PHOENIX (CN) - A border vigilante charged with pointing his AR-15 rifle at a deputy sheriff he mistook for a drug smuggler pleaded guilty to disorderly conduct, Arizona prosecutors said.
Richard Malley, 50, encountered the officer in August 2013 in the desert southwest of Phoenix, and refused to stand down after being told to surrender his weapon.
A grand jury indicted Malley on a charge of aggravated assault, which could have put him behind bars for up to 15 years.
Malley agreed on Friday to serve no less than 6 months in jail, the Maricopa County Attorney's Office said, adding that Malley "is required to surrender his weapon," and as a felon will no longer be allowed to own a firearm.
Malley said in a motion to dismiss filed in January that he was "assisting the Border Patrol by reporting the location of drug runners" with two other border-watchers on the night of Aug. 17, 2013.
Calling themselves the Arizona Special Operations Group, the men were staked out in the desert about an hour southwest of Phoenix, not far from Gila Bend, along Interstate 8.
Deputy P. Arend and others with the Maricopa County Sheriff Department's High Intensity Drug Trafficking Areas (HIDTA) Task Force were patrolling the same area.
Around 10:30 p.m., the two heavily camouflaged, armed men came across each other near mile marker 140 in the desert along I-8, each thinking the other was a smuggler.
Deputy Arend was "checking mile markers which are frequently used in drug trafficking," according to a sheriff's department report.
"He approached mile marker 140 and flashed his lights and honked his horn, which is common practice for him while attempting to get drug smugglers to run up to his vehicle."
Arend walked around the area, following signs of fresh foot tracks with a flashlight. Then he "heard a noise behind him and someone start yelling commands."
Arend said that Malley sounded like "law enforcement" while pointing an AR-15 rifle at him and shining a flashlight in his face, the report states. The man identified himself as a member of the Arizona Special Operations Group, and said that he carried no identification with him because he "feared cartel members would find out his identity."
Malley said, "You aren't taking my weapons," after Arend identified himself and told him to "surrender his firearms," according to court records.
Arend called for backup and Malley was taken into custody and booked.
According to the responding deputy's report, Malley "admitted raising his rifle up and pointing it at deputy Arend."

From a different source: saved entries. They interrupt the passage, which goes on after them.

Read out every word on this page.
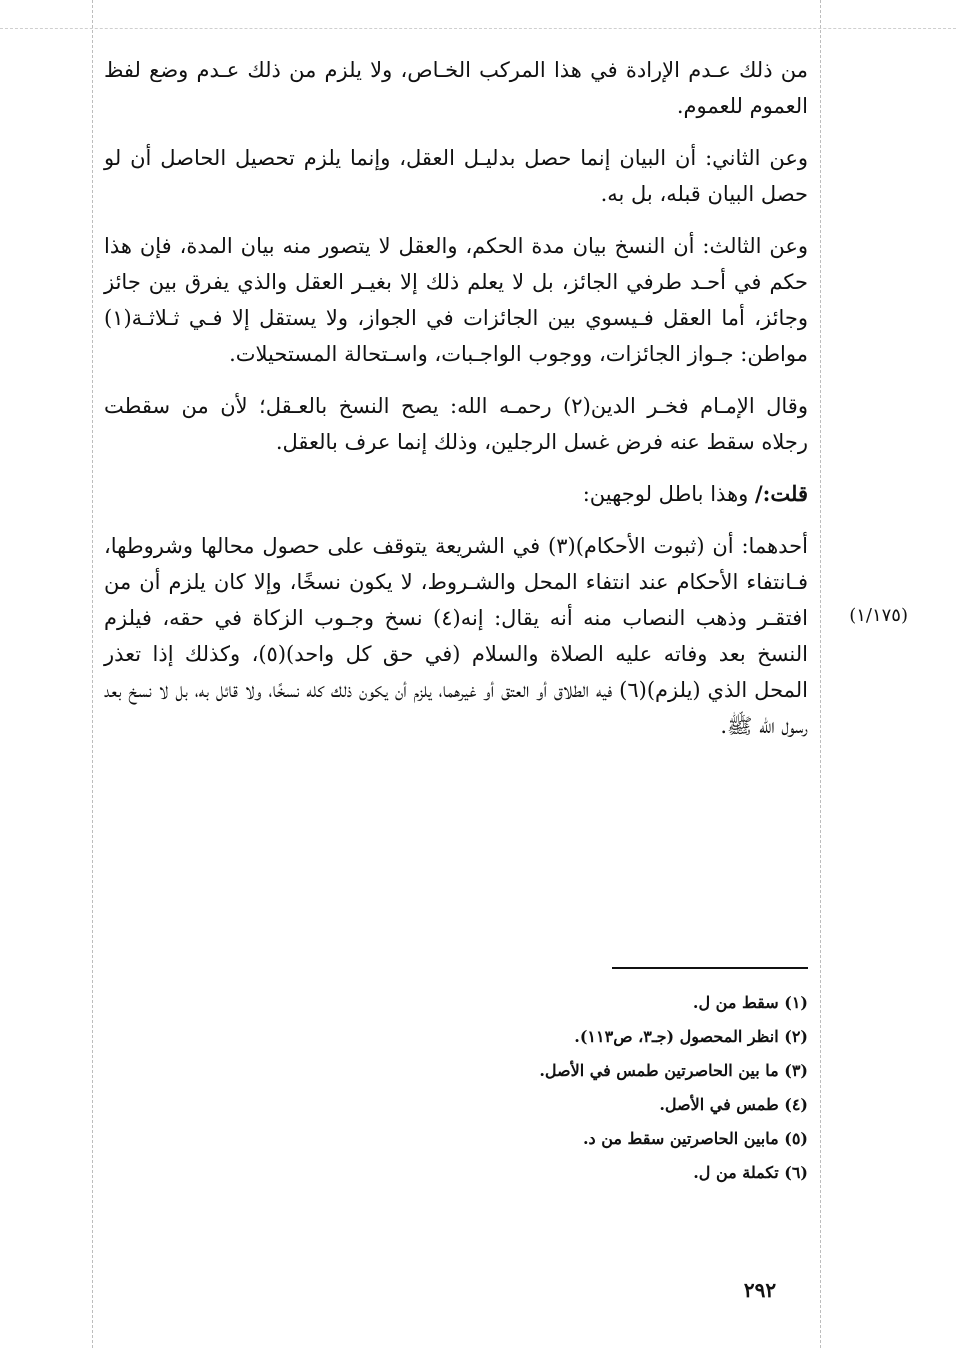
من ذلك عـدم الإرادة في هذا المركب الخـاص، ولا يلزم من ذلك عـدم وضع لفظ العموم للعموم.

وعن الثاني: أن البيان إنما حصل بدليـل العقل، وإنما يلزم تحصيل الحاصل أن لو حصل البيان قبله، بل به.

وعن الثالث: أن النسخ بيان مدة الحكم، والعقل لا يتصور منه بيان المدة، فإن هذا حكم في أحـد طرفي الجائز، بل لا يعلم ذلك إلا بغيـر العقل والذي يفرق بين جائز وجائز، أما العقل فـيسوي بين الجائزات في الجواز، ولا يستقل إلا فـي ثـلاثـة(١) مواطن: جـواز الجائزات، ووجوب الواجـبات، واسـتحالة المستحيلات.

وقال الإمـام فخـر الدين(٢) رحمـه الله: يصح النسخ بالعـقل؛ لأن من سقطت رجلاه سقط عنه فرض غسل الرجلين، وذلك إنما عرف بالعقل.

قلت:/ وهذا باطل لوجهين:

أحدهما: أن (ثبوت الأحكام)(٣) في الشريعة يتوقف على حصول محالها وشروطها، فـانتفاء الأحكام عند انتفاء المحل والشـروط، لا يكون نسخًا، وإلا كان يلزم أن من افتقـر وذهب النصاب منه أنه يقال: إنه(٤) نسخ وجـوب الزكاة في حقه، فيلزم النسخ بعد وفاته عليه الصلاة والسلام (في حق كل واحد)(٥)، وكذلك إذا تعذر المحل الذي (يلزم)(٦) فيه الطلاق أو العتق أو غيرهما، يلزم أن يكون ذلك كله نسخًا، ولا قائل به، بل لا نسخ بعد رسول الله ﷺ.

(١/١٧٥)
(١) سقط من ل.
(٢) انظر المحصول (جـ٣، ص١١٣).
(٣) ما بين الحاصرتين طمس في الأصل.
(٤) طمس في الأصل.
(٥) مابين الحاصرتين سقط من د.
(٦) تكملة من ل.
٢٩٢
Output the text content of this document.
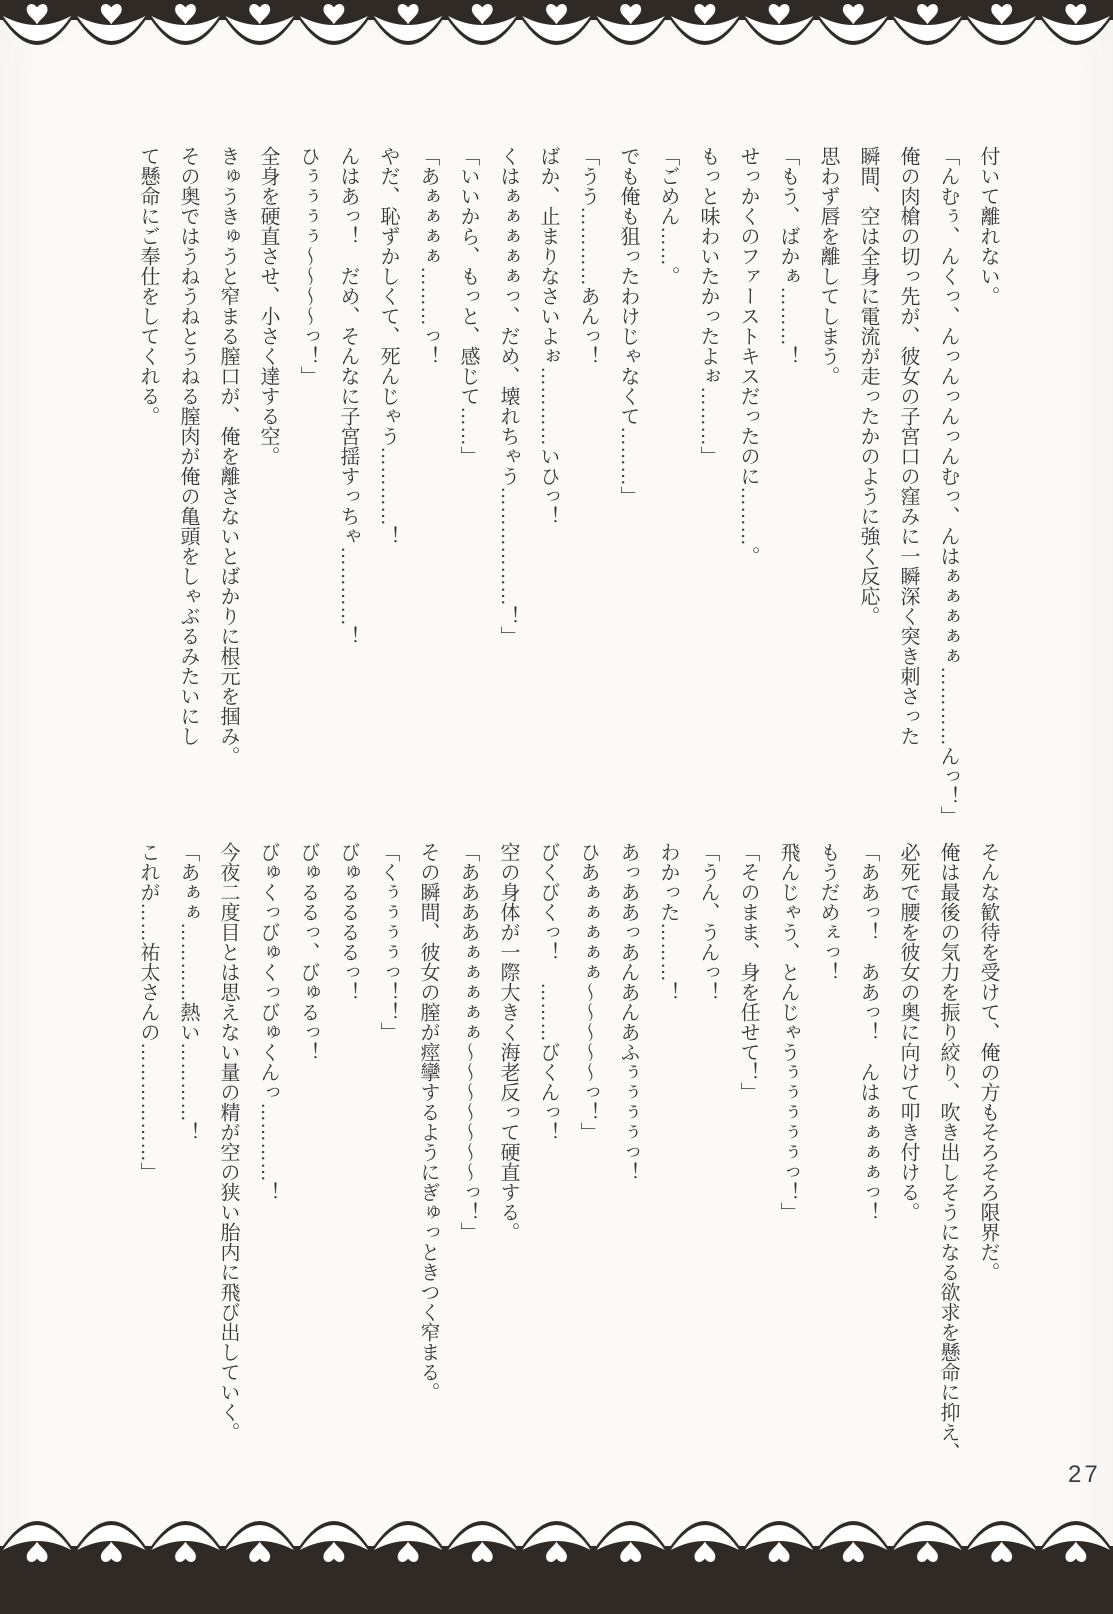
付いて離れない。

「んむぅ、んくっ、んっんっんっんむっ、んはぁぁぁぁぁ…………んっ！」

俺の肉槍の切っ先が、彼女の子宮口の窪みに一瞬深く突き刺さった

瞬間、空は全身に電流が走ったかのように強く反応。

思わず唇を離してしまう。

「もう、ばかぁ………！

せっかくのファーストキスだったのに………。

もっと味わいたかったよぉ………」

「ごめん……。

でも俺も狙ったわけじゃなくて………」

「うう…………あんっ！

ばか、止まりなさいよぉ…………いひっ！

くはぁぁぁぁぁっ、だめ、壊れちゃう………………！」

「いいから、もっと、感じて……」

「あぁぁぁぁ………っ！

やだ、恥ずかしくて、死んじゃう…………！

んはあっ！　だめ、そんなに子宮揺すっちゃ…………！

ひぅぅぅぅ～～～～っ！」

全身を硬直させ、小さく達する空。

きゅうきゅうと窄まる膣口が、俺を離さないとばかりに根元を掴み。

その奥ではうねうねとうねる膣肉が俺の亀頭をしゃぶるみたいにし

て懸命にご奉仕をしてくれる。

そんな歓待を受けて、俺の方もそろそろ限界だ。

俺は最後の気力を振り絞り、吹き出しそうになる欲求を懸命に抑え、

必死で腰を彼女の奥に向けて叩き付ける。

「ああっ！　ああっ！　んはぁぁぁぁっ！

もうだめぇっ！

飛んじゃう、とんじゃうぅぅぅぅぅっ！」

「そのまま、身を任せて！」

「うん、うんっ！

わかった………！

あっああっあんあんあふぅぅぅぅっ！

ひあぁぁぁぁぁ～～～～～っ！」

びくびくっ！　………びくんっ！

空の身体が一際大きく海老反って硬直する。

「ああああぁぁぁぁぁ～～～～～～～っ！」

その瞬間、彼女の膣が痙攣するようにぎゅっときつく窄まる。

「くぅぅぅぅっ！！」

びゅるるるるっ！

びゅるるっ、びゅるっ！

びゅくっびゅくっびゅくんっ…………！

今夜二度目とは思えない量の精が空の狭い胎内に飛び出していく。

「あぁぁ…………熱い…………！

これが……祐太さんの………………」

27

"While on the side of the road he informed me he was in fear for his life because he was in the middle of the desert and felt that deputy Arend was a drug smuggler working for a cartel," the report states. "It should be noted Richard drove his own vehicle in the area of the desert in search of the activity he believed to be seeing. Richard stated he pointed the gun at deputy Arend when he made contact because deputy Arend flashed his high beams on and off and honked his horn when he pulled up to the mile marker. He also stated that deputy Arend was walking around the area with his light on the ground. Richard said he has never seen a drug lord being picked up and he does not know what it would look like but assumed that is what was taking place on the side of the road. Richard stated he felt he had the right to point his rifle at the individual because he had reasonable suspicion to believe a crime was occurring."
Malley claimed in his motion to dismiss that he had pointed the flashlight "affixed to his AR-15 rifle" at the deputy because he thought he was a drug smuggler. He stated that Arend was "wearing camouflage from head to toe and had long straggly hair," and that his actions were "absolutely consistent with drug dealers and drug activity."
He also claimed that a prosecutor's use of the words "militia" and "minuteman" had prejudiced him with the grand jury.
"There is no positive connotation of militia and it is simply untrue," the motion states. "Namely, Mr. Malley is not a member of the Minuteman Militia. To many people, militia means: racist xenophobe."
At the time of his arrest, Malley was unemployed and living in suburban Phoenix with his mother, court records show.
He will be sentenced on Dec. 3 in Phoenix.